Michelle E. Casper

How does your Mayo Graduate School education compare with previous education that you have received at other institutions?
It is a lot more independent. It is set up so I choose what to do and figure out the best way to get it done. This is partially due to my track, but in general there are the core classes, a few other classes, and then I am expected to figure out what I need in order to succeed and graduate. If I want guidance, it is there. But there is no one checking up on me every quarter. It is a different stage in life where textbooks become journals and review articles that demonstrate controversies in the field instead of hard facts. The ultimate goal is no longer to regurgitate an answer. It is to come up with a new idea or view and add to the field.

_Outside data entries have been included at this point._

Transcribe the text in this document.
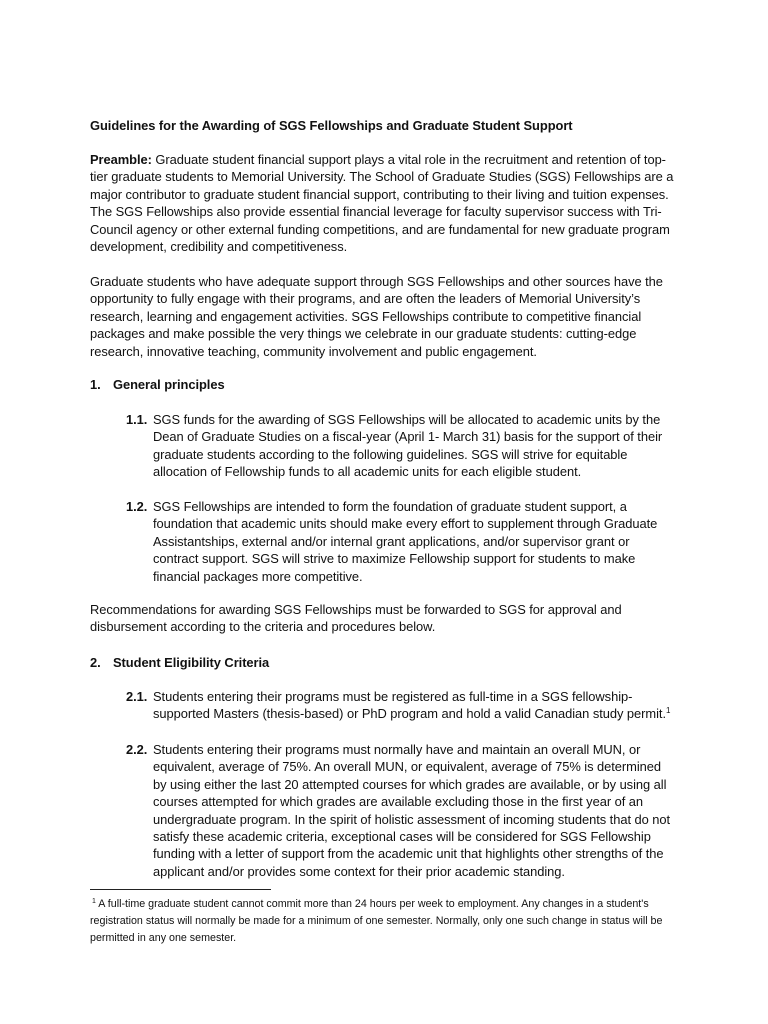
Guidelines for the Awarding of SGS Fellowships and Graduate Student Support

Preamble: Graduate student financial support plays a vital role in the recruitment and retention of top-tier graduate students to Memorial University. The School of Graduate Studies (SGS) Fellowships are a major contributor to graduate student financial support, contributing to their living and tuition expenses. The SGS Fellowships also provide essential financial leverage for faculty supervisor success with Tri-Council agency or other external funding competitions, and are fundamental for new graduate program development, credibility and competitiveness.

Graduate students who have adequate support through SGS Fellowships and other sources have the opportunity to fully engage with their programs, and are often the leaders of Memorial University’s research, learning and engagement activities. SGS Fellowships contribute to competitive financial packages and make possible the very things we celebrate in our graduate students: cutting-edge research, innovative teaching, community involvement and public engagement.

1. General principles

1.1. SGS funds for the awarding of SGS Fellowships will be allocated to academic units by the Dean of Graduate Studies on a fiscal-year (April 1- March 31) basis for the support of their graduate students according to the following guidelines. SGS will strive for equitable allocation of Fellowship funds to all academic units for each eligible student.
1.2. SGS Fellowships are intended to form the foundation of graduate student support, a foundation that academic units should make every effort to supplement through Graduate Assistantships, external and/or internal grant applications, and/or supervisor grant or contract support. SGS will strive to maximize Fellowship support for students to make financial packages more competitive.

Recommendations for awarding SGS Fellowships must be forwarded to SGS for approval and disbursement according to the criteria and procedures below.

2. Student Eligibility Criteria

2.1. Students entering their programs must be registered as full-time in a SGS fellowship-supported Masters (thesis-based) or PhD program and hold a valid Canadian study permit.$^1$
2.2. Students entering their programs must normally have and maintain an overall MUN, or equivalent, average of 75%. An overall MUN, or equivalent, average of 75% is determined by using either the last 20 attempted courses for which grades are available, or by using all courses attempted for which grades are available excluding those in the first year of an undergraduate program. In the spirit of holistic assessment of incoming students that do not satisfy these academic criteria, exceptional cases will be considered for SGS Fellowship funding with a letter of support from the academic unit that highlights other strengths of the applicant and/or provides some context for their prior academic standing.

$^1$ A full-time graduate student cannot commit more than 24 hours per week to employment. Any changes in a student's registration status will normally be made for a minimum of one semester. Normally, only one such change in status will be permitted in any one semester.
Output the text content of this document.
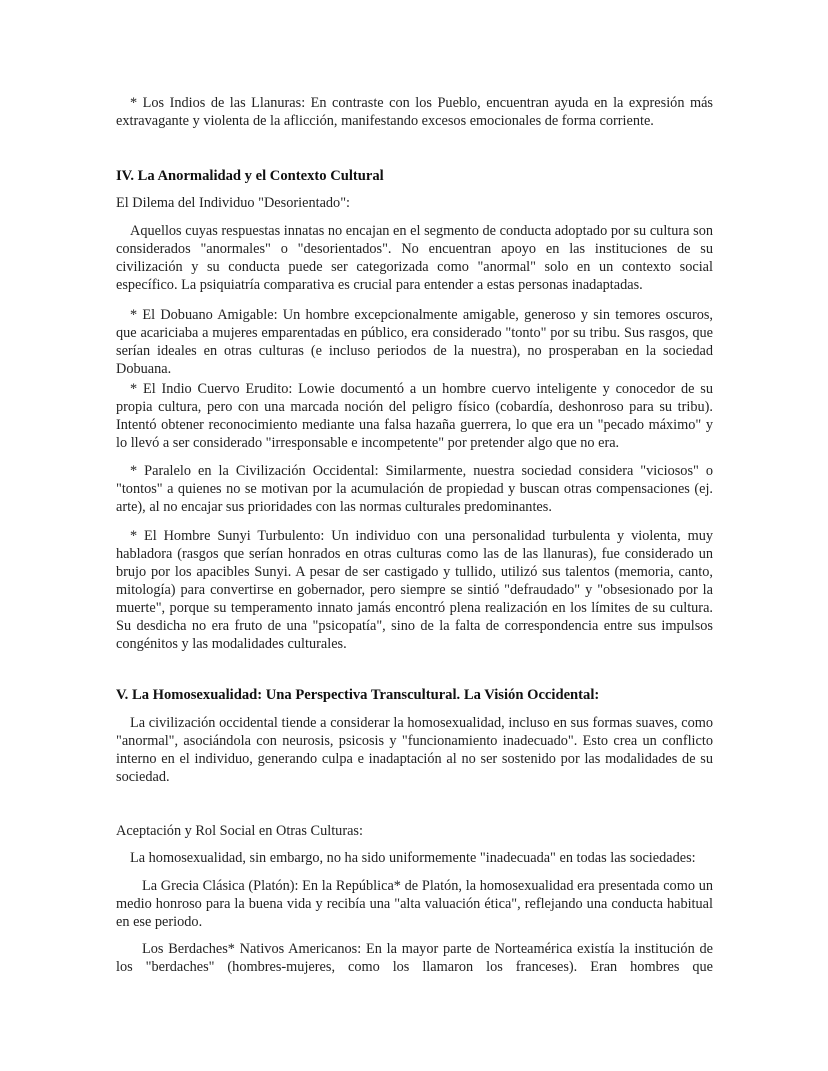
* Los Indios de las Llanuras: En contraste con los Pueblo, encuentran ayuda en la expresión más extravagante y violenta de la aflicción, manifestando excesos emocionales de forma corriente.

IV. La Anormalidad y el Contexto Cultural

El Dilema del Individuo "Desorientado":

Aquellos cuyas respuestas innatas no encajan en el segmento de conducta adoptado por su cultura son considerados "anormales" o "desorientados". No encuentran apoyo en las instituciones de su civilización y su conducta puede ser categorizada como "anormal" solo en un contexto social específico. La psiquiatría comparativa es crucial para entender a estas personas inadaptadas.

* El Dobuano Amigable: Un hombre excepcionalmente amigable, generoso y sin temores oscuros, que acariciaba a mujeres emparentadas en público, era considerado "tonto" por su tribu. Sus rasgos, que serían ideales en otras culturas (e incluso periodos de la nuestra), no prosperaban en la sociedad Dobuana.

* El Indio Cuervo Erudito: Lowie documentó a un hombre cuervo inteligente y conocedor de su propia cultura, pero con una marcada noción del peligro físico (cobardía, deshonroso para su tribu). Intentó obtener reconocimiento mediante una falsa hazaña guerrera, lo que era un "pecado máximo" y lo llevó a ser considerado "irresponsable e incompetente" por pretender algo que no era.

* Paralelo en la Civilización Occidental: Similarmente, nuestra sociedad considera "viciosos" o "tontos" a quienes no se motivan por la acumulación de propiedad y buscan otras compensaciones (ej. arte), al no encajar sus prioridades con las normas culturales predominantes.

* El Hombre Sunyi Turbulento: Un individuo con una personalidad turbulenta y violenta, muy habladora (rasgos que serían honrados en otras culturas como las de las llanuras), fue considerado un brujo por los apacibles Sunyi. A pesar de ser castigado y tullido, utilizó sus talentos (memoria, canto, mitología) para convertirse en gobernador, pero siempre se sintió "defraudado" y "obsesionado por la muerte", porque su temperamento innato jamás encontró plena realización en los límites de su cultura. Su desdicha no era fruto de una "psicopatía", sino de la falta de correspondencia entre sus impulsos congénitos y las modalidades culturales.

V. La Homosexualidad: Una Perspectiva Transcultural. La Visión Occidental:

La civilización occidental tiende a considerar la homosexualidad, incluso en sus formas suaves, como "anormal", asociándola con neurosis, psicosis y "funcionamiento inadecuado". Esto crea un conflicto interno en el individuo, generando culpa e inadaptación al no ser sostenido por las modalidades de su sociedad.

Aceptación y Rol Social en Otras Culturas:

La homosexualidad, sin embargo, no ha sido uniformemente "inadecuada" en todas las sociedades:

La Grecia Clásica (Platón): En la República* de Platón, la homosexualidad era presentada como un medio honroso para la buena vida y recibía una "alta valuación ética", reflejando una conducta habitual en ese periodo.

Los Berdaches* Nativos Americanos: En la mayor parte de Norteamérica existía la institución de los "berdaches" (hombres-mujeres, como los llamaron los franceses). Eran hombres que
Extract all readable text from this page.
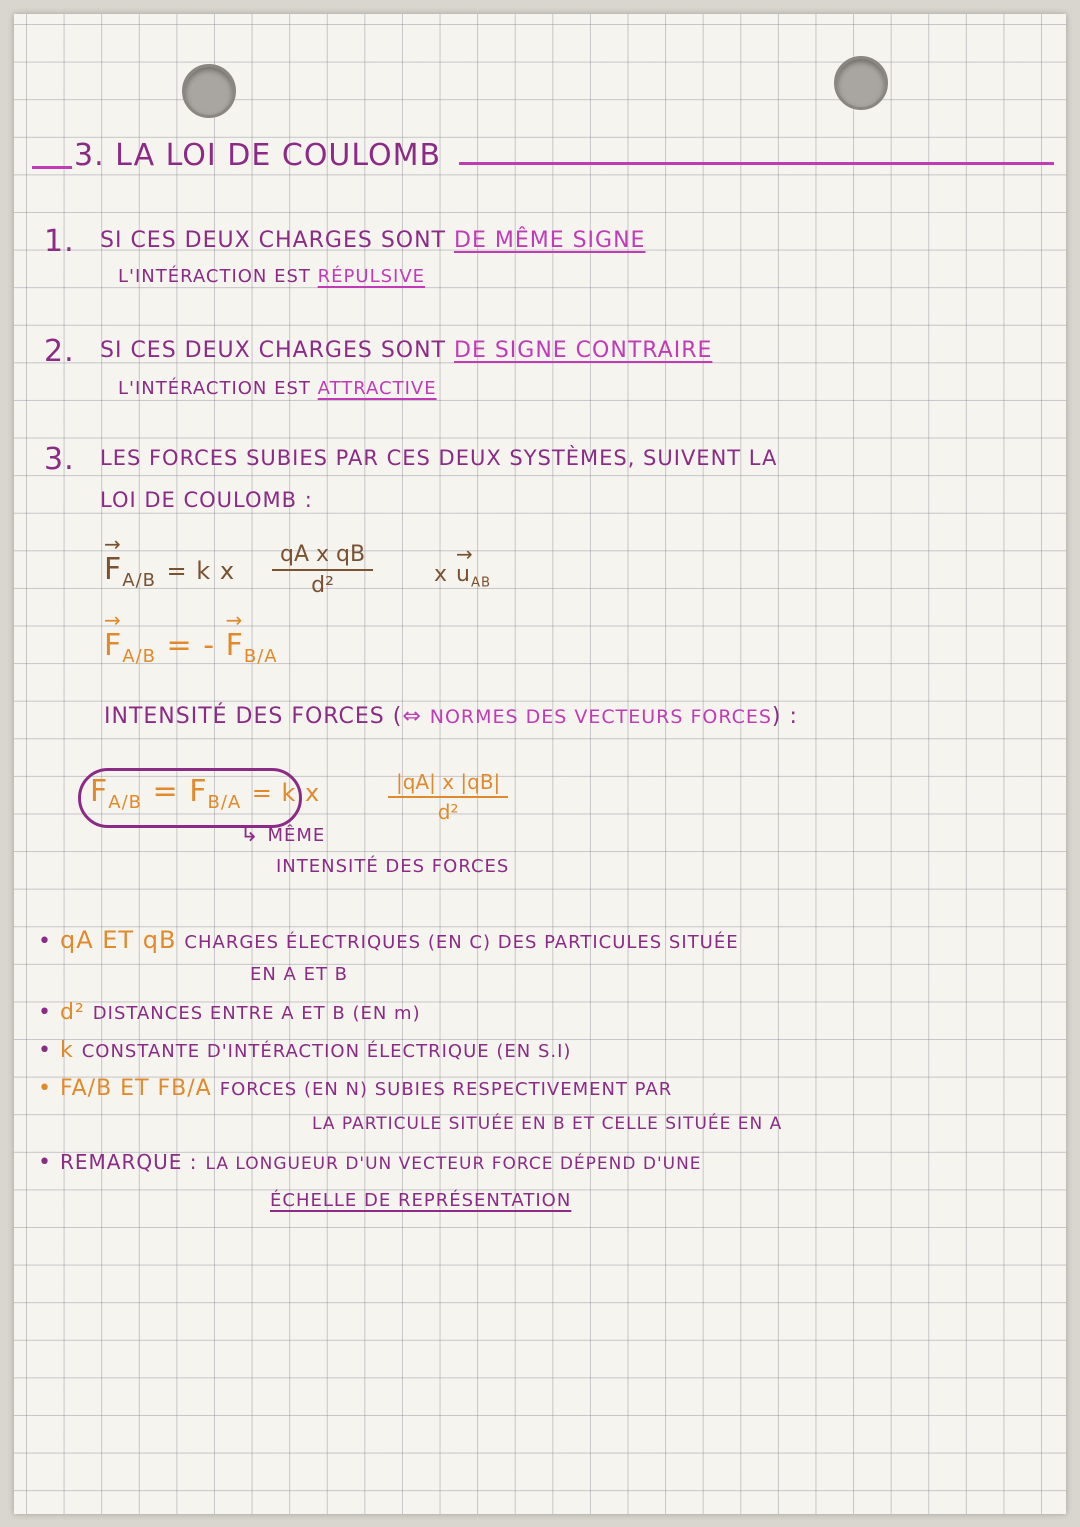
3. LA LOI DE COULOMB
1. SI CES DEUX CHARGES SONT DE MÊME SIGNE
L'INTÉRACTION EST RÉPULSIVE
2. SI CES DEUX CHARGES SONT DE SIGNE CONTRAIRE
L'INTÉRACTION EST ATTRACTIVE
3. LES FORCES SUBIES PAR CES DEUX SYSTÈMES, SUIVENT LA
LOI DE COULOMB :
→ $F_{A/B} = k$ x $\frac{\text{qA x qB}}{\text{d²}}$	$x \to u_{AB}$
→ $F_{A/B}$ = - → $F_{B/A}$
INTENSITÉ DES FORCES (⇔ NORMES DES VECTEURS FORCES) :
$F_{A/B} = F_{B/A} = k$ x	$\frac{|qA| x |qB|}{\text{d²}}$
↳ MÊME
INTENSITÉ DES FORCES
• qA ET qB CHARGES ÉLECTRIQUES (EN C) DES PARTICULES SITUÉE
EN A ET B
• d² DISTANCES ENTRE A ET B (EN m)
• k CONSTANTE D'INTÉRACTION ÉLECTRIQUE (EN S.I)
• FA/B ET FB/A FORCES (EN N) SUBIES RESPECTIVEMENT PAR
LA PARTICULE SITUÉE EN B ET CELLE SITUÉE EN A
• REMARQUE : LA LONGUEUR D'UN VECTEUR FORCE DÉPEND D'UNE
ÉCHELLE DE REPRÉSENTATION
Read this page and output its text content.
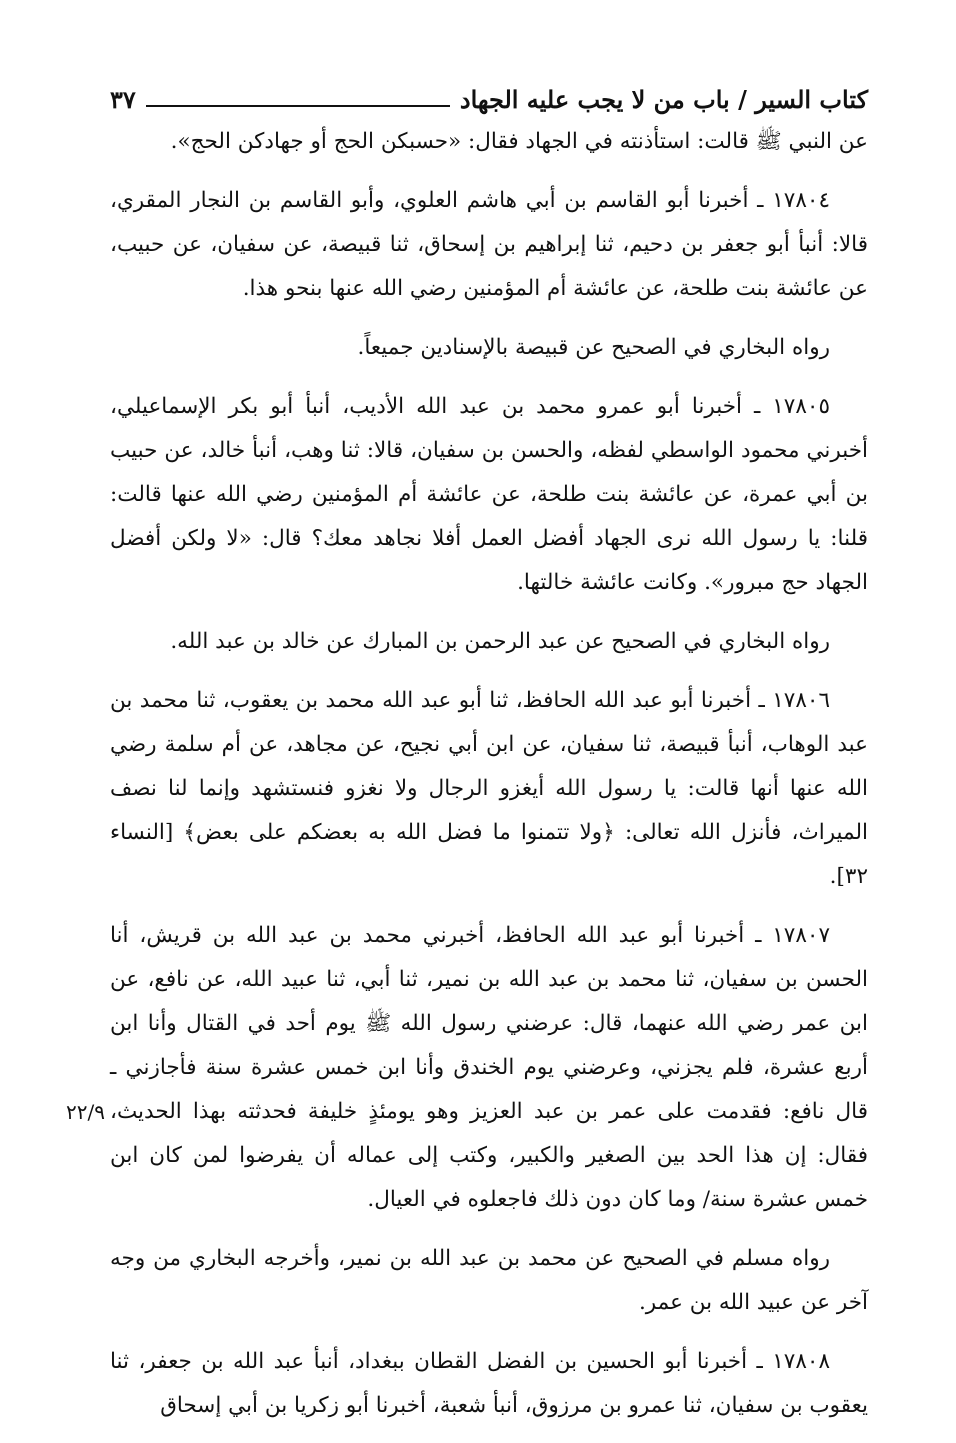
كتاب السير / باب من لا يجب عليه الجهاد
٣٧
٢٢/٩

عن النبي ﷺ قالت: استأذنته في الجهاد فقال: «حسبكن الحج أو جهادكن الحج».

١٧٨٠٤ ـ أخبرنا أبو القاسم بن أبي هاشم العلوي، وأبو القاسم بن النجار المقري، قالا: أنبأ أبو جعفر بن دحيم، ثنا إبراهيم بن إسحاق، ثنا قبيصة، عن سفيان، عن حبيب، عن عائشة بنت طلحة، عن عائشة أم المؤمنين رضي الله عنها بنحو هذا.

رواه البخاري في الصحيح عن قبيصة بالإسنادين جميعاً.

١٧٨٠٥ ـ أخبرنا أبو عمرو محمد بن عبد الله الأديب، أنبأ أبو بكر الإسماعيلي، أخبرني محمود الواسطي لفظه، والحسن بن سفيان، قالا: ثنا وهب، أنبأ خالد، عن حبيب بن أبي عمرة، عن عائشة بنت طلحة، عن عائشة أم المؤمنين رضي الله عنها قالت: قلنا: يا رسول الله نرى الجهاد أفضل العمل أفلا نجاهد معك؟ قال: «لا ولكن أفضل الجهاد حج مبرور». وكانت عائشة خالتها.

رواه البخاري في الصحيح عن عبد الرحمن بن المبارك عن خالد بن عبد الله.

١٧٨٠٦ ـ أخبرنا أبو عبد الله الحافظ، ثنا أبو عبد الله محمد بن يعقوب، ثنا محمد بن عبد الوهاب، أنبأ قبيصة، ثنا سفيان، عن ابن أبي نجيح، عن مجاهد، عن أم سلمة رضي الله عنها أنها قالت: يا رسول الله أيغزو الرجال ولا نغزو فنستشهد وإنما لنا نصف الميراث، فأنزل الله تعالى: ﴿ولا تتمنوا ما فضل الله به بعضكم على بعض﴾ [النساء ٣٢].

١٧٨٠٧ ـ أخبرنا أبو عبد الله الحافظ، أخبرني محمد بن عبد الله بن قريش، أنا الحسن بن سفيان، ثنا محمد بن عبد الله بن نمير، ثنا أبي، ثنا عبيد الله، عن نافع، عن ابن عمر رضي الله عنهما، قال: عرضني رسول الله ﷺ يوم أحد في القتال وأنا ابن أربع عشرة، فلم يجزني، وعرضني يوم الخندق وأنا ابن خمس عشرة سنة فأجازني ـ قال نافع: فقدمت على عمر بن عبد العزيز وهو يومئذٍ خليفة فحدثته بهذا الحديث، فقال: إن هذا الحد بين الصغير والكبير، وكتب إلى عماله أن يفرضوا لمن كان ابن خمس عشرة سنة/ وما كان دون ذلك فاجعلوه في العيال.

رواه مسلم في الصحيح عن محمد بن عبد الله بن نمير، وأخرجه البخاري من وجه آخر عن عبيد الله بن عمر.

١٧٨٠٨ ـ أخبرنا أبو الحسين بن الفضل القطان ببغداد، أنبأ عبد الله بن جعفر، ثنا يعقوب بن سفيان، ثنا عمرو بن مرزوق، أنبأ شعبة، أخبرنا أبو زكريا بن أبي إسحاق
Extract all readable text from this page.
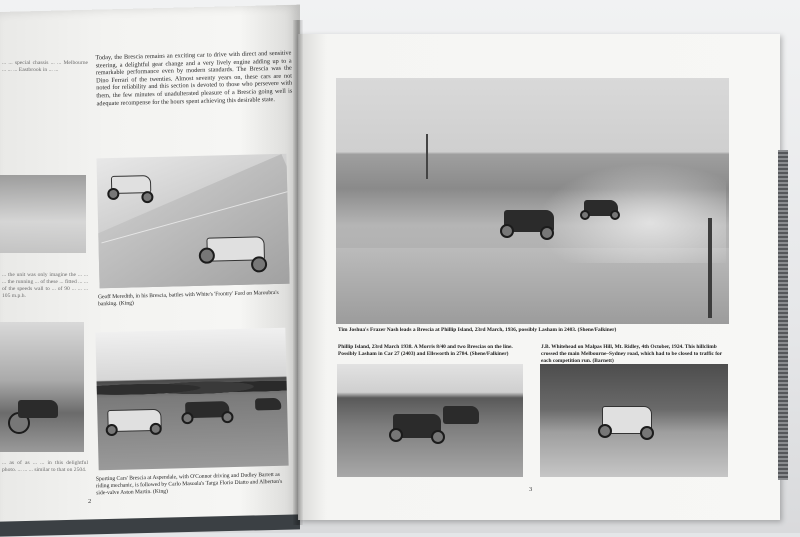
... ... special chassis ... ... Melbourne ... ... ... Eastbrook in ... ...
... the unit was only imagine the ... ... ... the running ... of these ... fitted ... ... of the speeds wall to ... of 90 ... ... ... 105 m.p.h.
... as of as ... ... in this delightful photo. ... ... ... similar to that on 2504.
Today, the Brescia remains an exciting car to drive with direct and sensitive steering, a delightful gear change and a very lively engine adding up to a remarkable performance even by modern standards. The Brescia was the Dino Ferrari of the twenties. Almost seventy years on, these cars are not noted for reliability and this section is devoted to those who persevere with them, the few minutes of unadulterated pleasure of a Brescia going well is adequate recompense for the hours spent achieving this desirable state.
Geoff Meredith, in his Brescia, battles with White's 'Frontry' Ford on Maroubra's banking. (King)
Sporting Cars' Brescia at Aspendale, with O'Connor driving and Dudley Barrett as riding mechanic, is followed by Carlo Masoala's Targa Florio Diatto and Alberton's side-valve Aston Martin. (King)
2
Tim Joshua's Frazer Nash leads a Brescia at Phillip Island, 23rd March, 1936, possibly Lasham in 2403. (Shene/Falkiner)
Phillip Island, 23rd March 1938. A Morris 8/40 and two Brescias on the line. Possibly Lasham in Car 27 (2403) and Ellsworth in 2784. (Shene/Falkiner)
J.B. Whitehead on Malpas Hill, Mt. Ridley, 4th October, 1924. This hillclimb crossed the main Melbourne–Sydney road, which had to be closed to traffic for each competition run. (Barnett)
3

What opportunities have you been introduced to since being at Mayo Graduate School?
I've met a lot of my research idols. I've been taught by people who are founders of the pivotal points they are teaching. I have access to people who are at the top of their fields and who are willing to lend advice and insight. There's a top researcher in my field on my thesis committee. I've traveled to conferences in cool places, helped write grants and papers and written others on my own, and I've been a volunteer for clinical research. I've met people from all over the world, and I've been given free range (within reason, of course) to come up with ideas and try to implement them.

Why did you choose Mayo Graduate School?
I was almost done with the course work already, and I wanted to start pursuing Ph.D. and M.D. degrees. It seemed like backtracking to start somewhere else. Not to mention that I already had a good idea of how things run at Mayo Clinic. I had established good connections, and I like both Minnesota and the people here.

How would you describe the atmosphere of Mayo Clinic?
It is friendly, but intense and professional. There is a laid-back attitude in general, but life can seem hectic because there is so much to do and so little time. You can have a very international experience because of the international population, but it also has a small-town Minnesota feel to it, too.

What are your plans for the future?
I plan to go to medical school, finish an orthopedic residency, practice, teach and research at a research and medical institution, then retire and open a bakery.

If you could describe Mayo Clinic in one word, what would it be?
Oxymoron.

With what activities are you involved in Rochester?
Soccer, softball, kickball, church choir, tutoring math, Graduate Student Association-BME representative, Initiative for Medical Equipment Sustainability.

How does Rochester differ from your hometown? College community?
Rochester reminds me of my hometown, just scaled down a bit. I run into people I know a lot more here, and I don't have to drive as far. College was like a big long adult summer camp where I got to learn and have fun. It was much warmer and my friends were concentrating on different things educationally and intellectually, mostly business, music, the arts, religion and languages. There, I was surrounded by people all going through pretty much the same thing as me, because we were all going to college and all trying to graduate. Here, it is much more spread out and intertwined with the working community.